Results update as you type and are estimates, not professional advice — verify important decisions with a qualified professional.
Common mistakes
- Squaring the diameter in A = πr² — halve it first, or the area comes out 4× too big.
- Doubling instead of squaring — πr² means r × r, so r = 5 gives π × 25, not π × 10.
- Dropping the squared units — an area in ft² can't be compared with a length in ft.
Frequently asked questions
How do you find the area of a circle?
Square the radius and multiply by π: A = πr². For r = 5, that’s π × 25 ≈ 78.54.
What is the area of a circle with a 10 inch diameter?
Halve the diameter to get r = 5 in, then A = π × 5² ≈ 78.54 sq in.

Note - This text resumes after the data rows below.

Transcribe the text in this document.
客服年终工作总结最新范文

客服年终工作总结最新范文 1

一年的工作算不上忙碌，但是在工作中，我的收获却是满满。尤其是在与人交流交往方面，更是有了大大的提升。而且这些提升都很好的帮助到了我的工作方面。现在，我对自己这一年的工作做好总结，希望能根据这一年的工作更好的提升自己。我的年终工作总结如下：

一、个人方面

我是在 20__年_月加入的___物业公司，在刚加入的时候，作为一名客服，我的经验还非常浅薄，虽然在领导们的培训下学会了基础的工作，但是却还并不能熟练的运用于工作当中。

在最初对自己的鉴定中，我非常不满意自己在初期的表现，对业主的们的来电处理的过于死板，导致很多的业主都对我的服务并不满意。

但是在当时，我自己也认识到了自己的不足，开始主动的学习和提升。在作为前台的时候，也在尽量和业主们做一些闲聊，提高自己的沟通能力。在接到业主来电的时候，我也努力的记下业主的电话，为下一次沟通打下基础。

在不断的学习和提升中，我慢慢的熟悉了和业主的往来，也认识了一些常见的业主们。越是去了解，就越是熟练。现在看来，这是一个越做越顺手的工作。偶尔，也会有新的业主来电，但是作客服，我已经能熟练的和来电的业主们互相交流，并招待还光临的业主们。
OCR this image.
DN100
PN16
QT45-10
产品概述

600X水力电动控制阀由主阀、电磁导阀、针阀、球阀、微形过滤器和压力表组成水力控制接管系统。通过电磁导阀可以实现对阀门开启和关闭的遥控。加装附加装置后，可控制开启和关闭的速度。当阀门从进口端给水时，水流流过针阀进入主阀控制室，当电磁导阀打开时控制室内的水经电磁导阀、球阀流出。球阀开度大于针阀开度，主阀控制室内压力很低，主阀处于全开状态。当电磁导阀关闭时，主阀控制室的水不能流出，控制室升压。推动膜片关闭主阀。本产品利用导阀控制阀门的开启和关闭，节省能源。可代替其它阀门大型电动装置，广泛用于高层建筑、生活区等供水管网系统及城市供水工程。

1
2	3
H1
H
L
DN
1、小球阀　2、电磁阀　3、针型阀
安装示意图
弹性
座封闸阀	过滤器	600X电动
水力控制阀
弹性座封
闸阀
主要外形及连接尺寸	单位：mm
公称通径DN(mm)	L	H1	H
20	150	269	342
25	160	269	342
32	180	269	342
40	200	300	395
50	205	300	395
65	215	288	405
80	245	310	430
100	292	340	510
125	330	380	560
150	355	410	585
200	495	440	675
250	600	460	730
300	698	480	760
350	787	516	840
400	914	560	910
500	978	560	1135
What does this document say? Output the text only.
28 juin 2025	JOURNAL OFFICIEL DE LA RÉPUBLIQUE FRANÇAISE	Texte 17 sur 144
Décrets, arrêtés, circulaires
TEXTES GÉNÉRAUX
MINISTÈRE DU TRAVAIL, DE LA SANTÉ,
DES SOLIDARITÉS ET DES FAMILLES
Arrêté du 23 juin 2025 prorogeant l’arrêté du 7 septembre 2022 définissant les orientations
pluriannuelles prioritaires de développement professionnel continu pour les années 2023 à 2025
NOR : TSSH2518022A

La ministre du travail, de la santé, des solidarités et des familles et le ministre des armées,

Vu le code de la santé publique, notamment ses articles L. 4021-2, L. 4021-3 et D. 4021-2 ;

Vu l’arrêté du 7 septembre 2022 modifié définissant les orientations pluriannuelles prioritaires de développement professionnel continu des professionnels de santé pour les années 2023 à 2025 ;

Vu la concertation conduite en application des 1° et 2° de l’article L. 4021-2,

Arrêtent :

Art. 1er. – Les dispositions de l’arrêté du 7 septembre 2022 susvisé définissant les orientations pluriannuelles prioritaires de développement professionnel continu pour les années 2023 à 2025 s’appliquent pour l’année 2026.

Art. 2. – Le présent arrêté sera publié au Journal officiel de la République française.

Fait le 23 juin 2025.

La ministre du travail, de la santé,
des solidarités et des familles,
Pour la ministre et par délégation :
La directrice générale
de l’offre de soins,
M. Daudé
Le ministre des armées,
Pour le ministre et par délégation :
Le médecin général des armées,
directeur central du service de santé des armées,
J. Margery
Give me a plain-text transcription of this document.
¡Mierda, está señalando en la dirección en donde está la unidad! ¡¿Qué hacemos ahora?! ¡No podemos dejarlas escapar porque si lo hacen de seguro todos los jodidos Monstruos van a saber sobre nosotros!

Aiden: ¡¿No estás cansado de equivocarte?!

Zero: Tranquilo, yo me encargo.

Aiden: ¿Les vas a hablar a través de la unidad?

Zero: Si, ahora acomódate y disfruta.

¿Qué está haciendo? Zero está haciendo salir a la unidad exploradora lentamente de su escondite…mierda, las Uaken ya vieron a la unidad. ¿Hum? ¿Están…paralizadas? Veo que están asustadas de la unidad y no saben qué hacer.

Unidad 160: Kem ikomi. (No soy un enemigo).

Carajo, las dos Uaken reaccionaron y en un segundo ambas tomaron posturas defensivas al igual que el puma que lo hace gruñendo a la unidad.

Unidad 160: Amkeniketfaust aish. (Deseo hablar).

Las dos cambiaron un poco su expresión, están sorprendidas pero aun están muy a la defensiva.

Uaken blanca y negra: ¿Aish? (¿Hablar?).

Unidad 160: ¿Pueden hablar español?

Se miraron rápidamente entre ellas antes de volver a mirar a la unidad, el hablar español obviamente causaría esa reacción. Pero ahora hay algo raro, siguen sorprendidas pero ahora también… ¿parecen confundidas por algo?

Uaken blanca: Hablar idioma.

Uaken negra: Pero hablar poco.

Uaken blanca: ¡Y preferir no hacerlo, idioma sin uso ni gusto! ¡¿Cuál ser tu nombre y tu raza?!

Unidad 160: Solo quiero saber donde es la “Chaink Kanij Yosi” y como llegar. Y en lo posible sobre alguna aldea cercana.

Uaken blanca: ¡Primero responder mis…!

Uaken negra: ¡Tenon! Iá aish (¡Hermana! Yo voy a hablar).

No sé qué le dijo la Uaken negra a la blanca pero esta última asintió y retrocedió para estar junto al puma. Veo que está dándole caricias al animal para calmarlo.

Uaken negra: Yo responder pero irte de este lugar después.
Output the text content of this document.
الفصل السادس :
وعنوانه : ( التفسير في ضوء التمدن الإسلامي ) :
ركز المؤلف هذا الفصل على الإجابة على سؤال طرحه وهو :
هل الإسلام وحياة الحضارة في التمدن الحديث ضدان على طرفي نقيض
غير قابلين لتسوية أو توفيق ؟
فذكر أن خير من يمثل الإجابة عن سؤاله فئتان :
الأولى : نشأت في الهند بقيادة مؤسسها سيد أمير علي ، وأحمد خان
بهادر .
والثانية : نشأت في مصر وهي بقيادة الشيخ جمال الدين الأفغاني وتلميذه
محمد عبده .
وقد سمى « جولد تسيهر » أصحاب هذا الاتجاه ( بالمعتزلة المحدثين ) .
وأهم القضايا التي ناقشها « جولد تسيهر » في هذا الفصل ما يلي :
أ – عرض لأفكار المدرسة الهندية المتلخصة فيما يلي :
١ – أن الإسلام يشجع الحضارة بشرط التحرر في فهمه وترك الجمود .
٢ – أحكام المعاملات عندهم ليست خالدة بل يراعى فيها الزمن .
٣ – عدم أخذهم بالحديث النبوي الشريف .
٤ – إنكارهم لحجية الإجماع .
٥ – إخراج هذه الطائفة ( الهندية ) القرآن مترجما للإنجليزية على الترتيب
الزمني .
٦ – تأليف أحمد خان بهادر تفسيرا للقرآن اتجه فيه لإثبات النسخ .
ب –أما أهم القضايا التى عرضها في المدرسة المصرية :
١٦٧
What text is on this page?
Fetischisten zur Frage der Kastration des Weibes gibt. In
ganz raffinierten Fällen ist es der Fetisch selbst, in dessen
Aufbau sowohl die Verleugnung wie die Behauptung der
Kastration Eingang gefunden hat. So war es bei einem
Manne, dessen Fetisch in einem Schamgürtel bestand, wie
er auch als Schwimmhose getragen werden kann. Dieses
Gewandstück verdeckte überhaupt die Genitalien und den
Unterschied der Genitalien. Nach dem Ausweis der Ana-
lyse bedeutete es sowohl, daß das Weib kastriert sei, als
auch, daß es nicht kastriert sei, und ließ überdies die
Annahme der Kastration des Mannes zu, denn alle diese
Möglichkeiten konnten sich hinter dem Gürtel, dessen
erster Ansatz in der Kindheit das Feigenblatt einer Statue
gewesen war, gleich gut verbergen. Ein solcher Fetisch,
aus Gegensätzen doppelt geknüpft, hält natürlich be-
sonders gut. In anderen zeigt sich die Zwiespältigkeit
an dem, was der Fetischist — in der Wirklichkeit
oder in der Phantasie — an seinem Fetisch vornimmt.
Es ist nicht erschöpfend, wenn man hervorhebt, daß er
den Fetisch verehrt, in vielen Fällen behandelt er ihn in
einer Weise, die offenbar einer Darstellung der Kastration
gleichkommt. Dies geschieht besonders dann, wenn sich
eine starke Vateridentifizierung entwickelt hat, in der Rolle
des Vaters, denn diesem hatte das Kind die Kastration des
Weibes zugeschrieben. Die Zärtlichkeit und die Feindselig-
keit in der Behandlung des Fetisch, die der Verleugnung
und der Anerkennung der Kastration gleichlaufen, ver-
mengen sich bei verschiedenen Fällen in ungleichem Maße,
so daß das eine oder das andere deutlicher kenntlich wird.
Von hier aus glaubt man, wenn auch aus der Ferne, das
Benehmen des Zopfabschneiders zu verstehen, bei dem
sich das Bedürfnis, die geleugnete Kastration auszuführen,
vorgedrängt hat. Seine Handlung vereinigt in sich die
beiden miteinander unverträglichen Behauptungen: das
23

What is the surface area of a circle?
For a flat circle it’s the same thing as its area, πr². The formula 4πr² applies to a sphere’s surface, not a circle.
How do I find the area from the circumference?
r = C ÷ (2π), then A = πr² — equivalently A = C² ÷ (4π). A circumference of 31.42 gives an area of about 78.56.
Why is the answer in square units?
Area counts how many unit squares fit inside the shape, so lengths in cm give areas in cm².